As Abraham and Isaac climbed the last section of the mountain, Isaac questioned his father, saying, “Here is the fire and the wood, but where is the lamb for the burnt offering?” Abraham’s reply, “God will provide himself a lamb.” Now we all know the story: how Abraham built the altar from stones on the mountain and laid the wood on top. Then he bound Isaac. Have you ever wondered why Isaac allowed himself to be bound? He was probably a teenager at this point in time and Abraham well over 110 years. Isaac could easily have overpowered his father or run from him. The text implies that he willingly allowed his father to do this. Abraham was not the only one with great faith. Isaac trusted his father implicitly and trusted God totally. How well this reminds us of another Father and Son. In fact, Abraham and Isaac give an Old Testament picture of a New Testament truth. God, the Father, sent his one and only beloved Son to be the sacrifice for our sins. In Abraham’s case, when he raised the knife to kill Isaac, God called to him from heaven and spared Isaac’s life. God tested Abraham because He knew he would pass the test. That’s a wonderful truth about God: he always tests us with the intent that we pass the test and grow in faith. At that time, they saw a ram caught in a thicket and sacrifice the ram in Isaac’s place. God did provide!
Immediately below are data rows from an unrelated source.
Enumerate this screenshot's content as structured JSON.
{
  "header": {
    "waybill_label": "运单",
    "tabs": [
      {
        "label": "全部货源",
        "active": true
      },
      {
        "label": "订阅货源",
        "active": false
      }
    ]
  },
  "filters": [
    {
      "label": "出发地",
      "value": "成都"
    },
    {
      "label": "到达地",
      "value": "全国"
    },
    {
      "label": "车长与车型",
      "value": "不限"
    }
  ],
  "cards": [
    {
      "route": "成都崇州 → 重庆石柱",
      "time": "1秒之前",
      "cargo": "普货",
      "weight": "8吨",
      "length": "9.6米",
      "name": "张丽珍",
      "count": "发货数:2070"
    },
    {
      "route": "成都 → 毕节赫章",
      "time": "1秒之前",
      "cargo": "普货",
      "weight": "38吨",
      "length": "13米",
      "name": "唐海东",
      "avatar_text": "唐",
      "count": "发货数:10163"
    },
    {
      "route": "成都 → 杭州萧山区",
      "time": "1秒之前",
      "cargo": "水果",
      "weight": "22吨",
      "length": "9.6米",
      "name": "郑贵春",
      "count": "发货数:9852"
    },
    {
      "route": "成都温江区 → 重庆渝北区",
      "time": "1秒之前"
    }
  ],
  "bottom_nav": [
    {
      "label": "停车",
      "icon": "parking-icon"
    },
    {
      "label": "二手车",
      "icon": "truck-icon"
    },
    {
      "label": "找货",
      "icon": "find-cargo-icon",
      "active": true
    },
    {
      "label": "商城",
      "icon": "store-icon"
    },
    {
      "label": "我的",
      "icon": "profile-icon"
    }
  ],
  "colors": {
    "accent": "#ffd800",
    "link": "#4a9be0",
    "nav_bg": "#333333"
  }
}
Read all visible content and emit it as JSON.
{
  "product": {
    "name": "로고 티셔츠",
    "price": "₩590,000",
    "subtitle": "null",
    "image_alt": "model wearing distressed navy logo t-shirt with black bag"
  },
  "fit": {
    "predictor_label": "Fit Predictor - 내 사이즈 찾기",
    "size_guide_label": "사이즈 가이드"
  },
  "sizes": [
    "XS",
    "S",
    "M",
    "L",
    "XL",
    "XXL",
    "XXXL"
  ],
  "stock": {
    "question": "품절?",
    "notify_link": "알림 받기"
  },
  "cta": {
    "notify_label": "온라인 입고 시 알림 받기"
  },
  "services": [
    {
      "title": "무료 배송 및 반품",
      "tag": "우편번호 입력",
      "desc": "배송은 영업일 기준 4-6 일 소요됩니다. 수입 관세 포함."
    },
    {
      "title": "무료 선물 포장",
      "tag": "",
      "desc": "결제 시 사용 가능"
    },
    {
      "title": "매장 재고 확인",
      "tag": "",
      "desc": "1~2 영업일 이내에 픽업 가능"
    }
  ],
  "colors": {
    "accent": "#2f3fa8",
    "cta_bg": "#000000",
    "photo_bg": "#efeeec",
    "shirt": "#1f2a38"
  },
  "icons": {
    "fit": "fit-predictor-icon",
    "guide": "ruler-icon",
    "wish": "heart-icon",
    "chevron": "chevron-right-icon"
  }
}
However, when Jesus came as our sacrifice, He was the substitute; there was no other who could take His place. As a human being, Jesus was able to take the punishment we deserve; as God, that sacrifice is infinite – available for everyone who believes.
Now regarding Isaac, there are at least three great lessons we can glean.
- God is the giver of life: every child born into this world is a gift from God.
- God used this precious child to test Abraham. Abraham fully trusted His God and willingly obeyed Him. In turn, God saved Isaac and would not allow him to be harmed.
- God’s hand of protection was upon Isaac because he was destined to carry on the covenant promise that Abraham would become a great nation and that through him all the people of the earth would be blessed.
In the same way, let us be thankful for the children God has given us and recognize that he has a wonderful plan for their lives. Let us trust God to protect them through the many trials and temptations that they will face. Let us teach them God’s ways so that they too will pass on the legacy of walking faithfully with God to their children.